Only at life's end, you see that your whole life was a lesson, and you were a careless student at it.
There I stand with my lesson unlearned. The teacher is out. "Pack your books and leave". I would be glad to be "punished" by someone, to be "left without lunch". But no one will punish. No one needs you. Tomorrow, there will be a "lesson". But for others. And others will study. You will never be taught again.
(V. V. Rozanov, "Fallen Leaves", 1913, and my best effort to translate it to English)
In Pathologic 2 you play the role of Haruspex who left his hometown to study medicine. He receives a worrying letter from his father and takes the train home to find his father dead, his friends changed dramatically, and everyone thinking he has killed his father. A few in-game days later, things go bad.
The game is unfair. It is unfair to the point that you have a dialog option to say how unfair it is. There is always a chance that you loose even if you do everything right. You can spend your day running around the town protecting your friends to find out that Fortuna turned away from them and some of them are dead. Just like in a real life.

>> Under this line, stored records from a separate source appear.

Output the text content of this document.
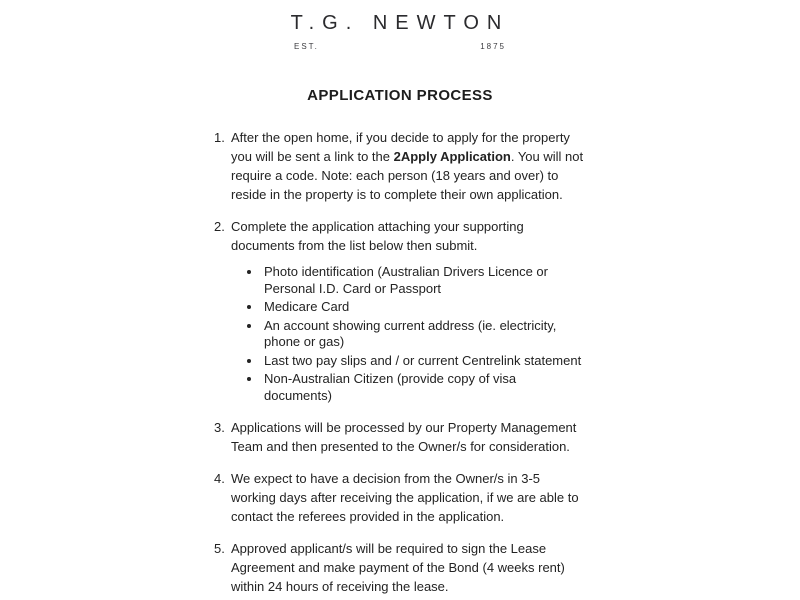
T.G. NEWTON
EST.	1875
APPLICATION PROCESS
1. After the open home, if you decide to apply for the property you will be sent a link to the 2Apply Application. You will not require a code. Note: each person (18 years and over) to reside in the property is to complete their own application.
2. Complete the application attaching your supporting documents from the list below then submit.
• Photo identification (Australian Drivers Licence or Personal I.D. Card or Passport
• Medicare Card
• An account showing current address (ie. electricity, phone or gas)
• Last two pay slips and / or current Centrelink statement
• Non-Australian Citizen (provide copy of visa documents)
3. Applications will be processed by our Property Management Team and then presented to the Owner/s for consideration.
4. We expect to have a decision from the Owner/s in 3-5 working days after receiving the application, if we are able to contact the referees provided in the application.
5. Approved applicant/s will be required to sign the Lease Agreement and make payment of the Bond (4 weeks rent) within 24 hours of receiving the lease.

The game is hard. Survival mechanisms may seem annoying, but they are important for the experience. At some point, you'll find yourself starving to death. There is barter economy in the Town, and you approach a child to offer him/her marbles or a bug in a box, but you don't have enough. Still... you know, you can kill the child to get food. It is not about "possible or not", it is about moral choices. Just like in real life.
The game is fascinating. Striving to feed Haruspex and change (or at least see) the fate of the Town, I was constantly forgetting to eat.
The game is cruel. Surprisingly, not as cruel as real life: you will be punished and "left without lunch" in it.
The game is all about death.
This game is definitely worth playing.
P.S. For those who want the citation in Russian, search for "вся твоя жизнь была поучением".